Caption: BOCD results for the entropy metric in the Liquity USD Metapool. As LUSD is a relatively small pool, individual swaps, deposits, and withdrawals have significant impact on pool composition, so both Entropy and Gini Coefficients are very noisy. Results for the LUSD pool generally represent the results on most smaller pools, such as the BUSD v1 metapool or the sUSD lending pool.

Conclusions

We have presented several metrics for detecting depegs on Curve’s stablecoins. We have designed and tested a Bayesian Online Changepoint Detection model using these metrics on 2022 and 2023 trading and pricing data, and identified 2 useful models for detecting depegs on Curve’s largest StableSwap pools. We have shown that these detection models often provide leading indicators of depegs by several hours, with some false positives in the 17 months on which they were tested. In this section, we describe how we believe this research may be leveraged by Curve LPs, and how we may extend our findings to better parameterize Curve pools.

Alerting Bot

We have deployed a Twitter bot for LPs to listen to alerts regarding the pools they LP into. We are making these services available for large StableSwap pools, and we believe they might be particularly helpful to LPs who rebalance their portfolios on a discretionary basis. We aim to benefit Curve’s tokenholders, who are oftentimes LPs on large Curve pools, by providing them with as much useful real-time information as possible to make informed decisions. Furthermore, we hope that sophisticated Curve users might find the results in our paper interesting, and perform further research and development using our metrics or changepoint detection models for safer stablecoin liquidity provision. However, we do not recommend any LPs to naively integrate these alerts into their systems without performing their own backtesting. As discussed in our paper, providing liquidity during potential depegs may be profitable for LPs given the increase in swap activity, and depends largely on the LP’s risk appetite.

Analytics

All of our data, including metrics and detected changepoints, are available through our API. We hope this data will help develop and populate dashboards or other tools to inform Curve users on historical volatility for different pools, and highlight important historical depegs for further analysis. These metrics may be used in real-time in a variety of ways, not necessarily by implementing a Bayesian detection model. Furthermore, the real-time ranking of takers on Curve based on 1 day markouts are also available through our API, including their cumulative buys, sells, and trade count, as well as a query for identifying shark trades.

API Overview

Disclosure

The author(s) do not own CRV token, nor are they affiliated with Curve Finance or any of its affiliates. This research was funded by a grant from the Llama Risk and Curve Research teams. Any opinions or results stated here are those of the author(s), not of the Curve team or its affiliates. Any mention of “Curve” is in reference to the Curve Protocol, unless explicitly stated otherwise. Nothing in this post or our paper should be construed as financial advice or trading advice.

5 Likes

This is great work guys, super interesting and helpful research.

1 Like

At the end of the paper you give some next steps and ideas where your model could be useful, definitely agree that dynamic parameter updates is the way to go and the end game for this, however there’s a lot of additional considerations in production, one of which is around false positives, how long does it take to consider it a false positive, and the secondary effects on the market that need to be thought out.
The first step you mention is to do some simulation work around the effect of changing the fees and/or the amplification parameter - increasing slippage ahead of depeg events to protect LPs - I’m curious to get your thoughts around how you would model the impact of change in cost of swapping on the behaviour of traders and the result on LPs performance.

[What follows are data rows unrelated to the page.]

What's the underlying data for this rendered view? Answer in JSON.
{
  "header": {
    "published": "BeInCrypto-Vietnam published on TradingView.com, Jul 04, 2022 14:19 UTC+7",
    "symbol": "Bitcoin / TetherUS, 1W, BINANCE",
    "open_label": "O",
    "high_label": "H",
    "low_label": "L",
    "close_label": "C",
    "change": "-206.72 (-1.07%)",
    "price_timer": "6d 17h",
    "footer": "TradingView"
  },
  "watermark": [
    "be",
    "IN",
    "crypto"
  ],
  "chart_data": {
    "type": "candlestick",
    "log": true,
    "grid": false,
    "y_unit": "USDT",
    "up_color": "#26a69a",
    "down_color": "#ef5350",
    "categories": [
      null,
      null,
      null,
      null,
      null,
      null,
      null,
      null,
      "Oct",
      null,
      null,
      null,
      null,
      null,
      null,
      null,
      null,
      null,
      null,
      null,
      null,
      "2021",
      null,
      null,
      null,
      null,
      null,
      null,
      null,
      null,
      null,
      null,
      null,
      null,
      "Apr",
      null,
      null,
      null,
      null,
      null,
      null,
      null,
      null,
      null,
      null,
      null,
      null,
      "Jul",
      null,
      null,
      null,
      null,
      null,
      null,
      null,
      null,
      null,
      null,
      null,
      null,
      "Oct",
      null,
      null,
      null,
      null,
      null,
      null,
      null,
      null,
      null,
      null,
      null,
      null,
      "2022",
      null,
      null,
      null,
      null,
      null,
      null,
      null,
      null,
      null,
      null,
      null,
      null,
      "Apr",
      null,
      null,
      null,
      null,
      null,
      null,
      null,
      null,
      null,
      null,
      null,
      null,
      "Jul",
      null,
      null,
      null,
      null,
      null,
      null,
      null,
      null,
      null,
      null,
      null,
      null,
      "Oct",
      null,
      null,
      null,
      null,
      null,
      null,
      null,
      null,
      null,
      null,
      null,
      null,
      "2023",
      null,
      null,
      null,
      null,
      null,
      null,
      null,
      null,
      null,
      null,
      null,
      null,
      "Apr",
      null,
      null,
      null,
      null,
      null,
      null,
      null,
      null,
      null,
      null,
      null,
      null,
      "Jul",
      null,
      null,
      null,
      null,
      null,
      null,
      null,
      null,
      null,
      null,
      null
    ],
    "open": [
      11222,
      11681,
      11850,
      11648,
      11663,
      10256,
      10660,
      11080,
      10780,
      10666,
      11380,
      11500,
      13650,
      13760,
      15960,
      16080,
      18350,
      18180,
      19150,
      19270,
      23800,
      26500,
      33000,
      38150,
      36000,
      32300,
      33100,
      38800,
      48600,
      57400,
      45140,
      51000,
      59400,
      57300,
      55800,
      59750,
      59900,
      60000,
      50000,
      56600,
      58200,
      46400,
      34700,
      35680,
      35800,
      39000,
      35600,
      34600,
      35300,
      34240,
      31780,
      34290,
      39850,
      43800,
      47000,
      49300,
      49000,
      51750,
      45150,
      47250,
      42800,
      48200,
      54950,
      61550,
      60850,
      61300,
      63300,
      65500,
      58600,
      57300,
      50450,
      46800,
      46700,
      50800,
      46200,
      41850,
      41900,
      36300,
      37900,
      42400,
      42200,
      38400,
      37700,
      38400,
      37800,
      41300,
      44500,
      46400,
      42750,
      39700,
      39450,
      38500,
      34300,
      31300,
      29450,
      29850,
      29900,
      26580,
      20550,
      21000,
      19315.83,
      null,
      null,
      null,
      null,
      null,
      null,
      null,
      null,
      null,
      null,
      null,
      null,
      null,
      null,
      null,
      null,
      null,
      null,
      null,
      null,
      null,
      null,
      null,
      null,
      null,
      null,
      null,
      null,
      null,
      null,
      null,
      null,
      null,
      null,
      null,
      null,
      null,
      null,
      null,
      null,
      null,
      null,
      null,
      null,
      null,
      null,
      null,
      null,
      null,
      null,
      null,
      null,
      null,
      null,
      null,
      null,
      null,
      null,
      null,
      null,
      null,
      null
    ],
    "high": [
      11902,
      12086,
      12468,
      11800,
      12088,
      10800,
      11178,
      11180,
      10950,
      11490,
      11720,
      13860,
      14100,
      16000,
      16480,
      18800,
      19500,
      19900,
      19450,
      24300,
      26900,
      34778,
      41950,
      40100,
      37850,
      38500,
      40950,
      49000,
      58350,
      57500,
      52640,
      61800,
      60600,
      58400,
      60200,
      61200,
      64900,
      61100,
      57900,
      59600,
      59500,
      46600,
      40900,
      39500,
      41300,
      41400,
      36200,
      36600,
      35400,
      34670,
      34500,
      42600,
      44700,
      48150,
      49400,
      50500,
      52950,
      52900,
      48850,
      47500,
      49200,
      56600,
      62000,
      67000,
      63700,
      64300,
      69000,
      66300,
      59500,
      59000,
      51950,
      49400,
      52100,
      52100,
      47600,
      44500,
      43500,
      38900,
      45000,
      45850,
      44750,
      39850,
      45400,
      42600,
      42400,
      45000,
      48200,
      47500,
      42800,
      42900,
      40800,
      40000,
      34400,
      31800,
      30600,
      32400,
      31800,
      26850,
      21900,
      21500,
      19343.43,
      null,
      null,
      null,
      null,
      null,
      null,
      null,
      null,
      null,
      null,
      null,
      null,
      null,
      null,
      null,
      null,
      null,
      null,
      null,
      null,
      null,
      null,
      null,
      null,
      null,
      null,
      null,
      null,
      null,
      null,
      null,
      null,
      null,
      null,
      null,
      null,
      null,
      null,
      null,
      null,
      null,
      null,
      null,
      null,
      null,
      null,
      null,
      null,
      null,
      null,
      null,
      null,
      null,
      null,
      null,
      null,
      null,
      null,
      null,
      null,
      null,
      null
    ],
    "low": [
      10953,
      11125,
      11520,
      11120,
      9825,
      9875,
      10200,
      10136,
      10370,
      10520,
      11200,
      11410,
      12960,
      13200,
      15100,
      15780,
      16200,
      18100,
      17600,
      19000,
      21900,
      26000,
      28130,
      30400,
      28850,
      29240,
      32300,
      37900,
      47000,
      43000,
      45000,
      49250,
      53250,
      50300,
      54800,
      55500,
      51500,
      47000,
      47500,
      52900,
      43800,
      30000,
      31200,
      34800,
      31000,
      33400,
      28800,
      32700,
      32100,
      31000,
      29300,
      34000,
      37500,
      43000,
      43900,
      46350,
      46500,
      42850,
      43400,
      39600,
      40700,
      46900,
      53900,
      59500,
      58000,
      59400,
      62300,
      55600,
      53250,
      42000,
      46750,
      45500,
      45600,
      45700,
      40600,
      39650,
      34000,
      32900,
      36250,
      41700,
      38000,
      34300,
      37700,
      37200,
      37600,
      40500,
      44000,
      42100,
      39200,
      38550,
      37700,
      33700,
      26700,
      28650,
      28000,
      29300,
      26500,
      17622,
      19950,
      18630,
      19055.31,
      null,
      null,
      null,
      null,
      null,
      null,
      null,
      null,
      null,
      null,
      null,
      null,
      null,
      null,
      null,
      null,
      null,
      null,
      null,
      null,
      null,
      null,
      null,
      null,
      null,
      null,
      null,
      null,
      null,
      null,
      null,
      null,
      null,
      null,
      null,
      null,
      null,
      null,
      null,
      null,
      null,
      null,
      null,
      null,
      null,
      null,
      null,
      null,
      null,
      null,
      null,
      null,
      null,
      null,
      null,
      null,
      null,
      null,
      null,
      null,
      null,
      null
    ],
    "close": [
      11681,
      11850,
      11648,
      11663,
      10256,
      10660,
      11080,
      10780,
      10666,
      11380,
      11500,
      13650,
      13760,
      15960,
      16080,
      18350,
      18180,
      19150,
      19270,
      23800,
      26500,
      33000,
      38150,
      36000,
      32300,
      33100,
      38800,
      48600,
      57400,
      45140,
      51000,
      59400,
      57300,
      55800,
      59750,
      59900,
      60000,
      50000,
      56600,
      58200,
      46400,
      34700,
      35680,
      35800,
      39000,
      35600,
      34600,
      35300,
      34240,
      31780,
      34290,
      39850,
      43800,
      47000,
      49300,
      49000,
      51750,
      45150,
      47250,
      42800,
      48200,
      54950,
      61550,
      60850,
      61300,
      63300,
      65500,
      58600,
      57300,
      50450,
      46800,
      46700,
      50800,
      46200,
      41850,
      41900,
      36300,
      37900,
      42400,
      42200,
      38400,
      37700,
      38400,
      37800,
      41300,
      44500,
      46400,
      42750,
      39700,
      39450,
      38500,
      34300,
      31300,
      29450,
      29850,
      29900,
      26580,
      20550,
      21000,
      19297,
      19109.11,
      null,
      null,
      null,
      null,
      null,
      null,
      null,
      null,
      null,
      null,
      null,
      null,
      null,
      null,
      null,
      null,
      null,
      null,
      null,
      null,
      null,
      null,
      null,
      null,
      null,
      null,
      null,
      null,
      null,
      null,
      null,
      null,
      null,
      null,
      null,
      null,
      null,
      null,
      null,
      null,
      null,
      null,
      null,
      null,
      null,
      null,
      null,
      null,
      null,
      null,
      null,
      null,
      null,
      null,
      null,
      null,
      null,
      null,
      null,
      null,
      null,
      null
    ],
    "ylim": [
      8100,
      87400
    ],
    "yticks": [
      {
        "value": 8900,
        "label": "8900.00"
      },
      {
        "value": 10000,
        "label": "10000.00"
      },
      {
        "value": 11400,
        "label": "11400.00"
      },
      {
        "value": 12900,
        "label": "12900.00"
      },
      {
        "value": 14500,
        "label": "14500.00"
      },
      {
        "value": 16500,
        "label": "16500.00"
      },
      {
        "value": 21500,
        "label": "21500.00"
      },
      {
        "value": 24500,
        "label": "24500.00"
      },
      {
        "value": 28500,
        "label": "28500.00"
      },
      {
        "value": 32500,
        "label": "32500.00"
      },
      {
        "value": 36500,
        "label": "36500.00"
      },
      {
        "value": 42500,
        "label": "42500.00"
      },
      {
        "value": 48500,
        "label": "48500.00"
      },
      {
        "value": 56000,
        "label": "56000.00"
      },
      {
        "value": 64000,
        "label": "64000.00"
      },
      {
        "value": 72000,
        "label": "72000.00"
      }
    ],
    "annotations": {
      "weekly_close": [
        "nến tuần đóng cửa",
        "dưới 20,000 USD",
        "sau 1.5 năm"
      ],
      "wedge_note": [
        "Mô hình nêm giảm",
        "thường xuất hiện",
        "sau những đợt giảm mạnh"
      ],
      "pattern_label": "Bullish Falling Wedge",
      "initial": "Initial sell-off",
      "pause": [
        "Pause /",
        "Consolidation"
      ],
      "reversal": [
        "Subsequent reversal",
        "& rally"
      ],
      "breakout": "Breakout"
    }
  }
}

Super interesting work, besides the results I also really appreciated all the implementation details and you walking us through your process, excited to see how you push this forward !

p.s.: there’s a typo in eq24

Hey @kakagri, thanks for the kind words. Great questions, will respond to each in detail:

In terms of knowing whether an alert was a false positive using the model itself, refer to Section 5.5 in the paper. I believe part of your question is: how do we know when we can raise the A parameter again.

We want to lower the A parameter when we expect LPs to suffer greater losses to arbitrageurs (we ignore their delta risk, since this can be hedged and cannot be mitigated by the A parameter). These losses to arbitrageurs are neatly explained in the LVR papers, if you are interested. These losses are positively correlated with price volatility (which is why some refer to LPs as holding a short straddle on relative prices), which is of course positively correlated with a token depeg.

Our recent work helped elucidate that entropy is a strong metric to predict depegs, but ultimately a more stable solution to implement in production might involve static thresholds around entropy (pool balance). Bayesian models are not as robust (as you mentioned, there are false alarms) and couldn’t be implemented directly in a smart contract.

Therefore, we might set these entropy thresholds for specific pools in a simple and transparent fashion: we have a “good” case, where the pool is balanced and we can afford a higher A, and we have a “bad” case, where the pool is imbalanced and we lower A to protect LPs. The “bad” case assumes that an imbalanced pool predicts a token depeg, or at least predicts a period of high uncertainty and volatility of LPs.

Of course, this is just a guess for how we could implement these parameter changes. My intuition after talking to other Curve stakeholders is that a simple solution (e.g. a good case with high A and a bad case with low A, using simple entropy thresholds) is a good first step. In terms of understanding the market effects, see below.

We have tentatively looked into this by running simulations on curvesim for the FRAX/USDC pool. We measure the gains for arbitrageurs trading on the pool at A=1500 (current) and A=500 (an example) if FRAX were to depeg relative to USDC. The difference in arb gains for the two A parameters is the opportunity cost suffered by LPs due to not lowering A, and is pictured below.

Of course, this is a preliminary understanding of the problem: we aren’t considering the case where we lower A and FRAX does not depeg. In that scenario, it is possible that the greater slippage leads to lower trading volume and lower fees, or worse: the high slippage largely eliminates organic flow into the pool, and the only trades that are executed are profitable arbitrages. Momentary depegs are also not strictly bad for LPs: there is a lot of organic flow paying fees to LPs, so we’d need to consider that as well. However, modeling organic flow under different A will probably be more challenging than modeling arbitrageurs.

We would like to study these scenarios using curvesim or other simulation tools, and use them to develop a strategy for when (and by how much) to lower the A parameter. Looking at LP’s past performance during depegs, of course, will also be helpful (it seems LPs in the 3pool made a profit during the USDC depeg in March, at least according to virtual prices). I also have an inkling that the newest LVR paper will provide a useful framework.

Generally, we believe that new pools with a clear & simple strategy for dynamically raising and lowering the A parameter would be an attractive choice for LP’ing on Curve, especially for more passive LPs. Particularly, it would allow us to have higher A during “business-as-usual” times, making it easier for large LPs to deposit single-sided into a pool without taking as much slippage, which I understand has been a complaint by LPs on smaller pools.

Would love to hear your thoughts!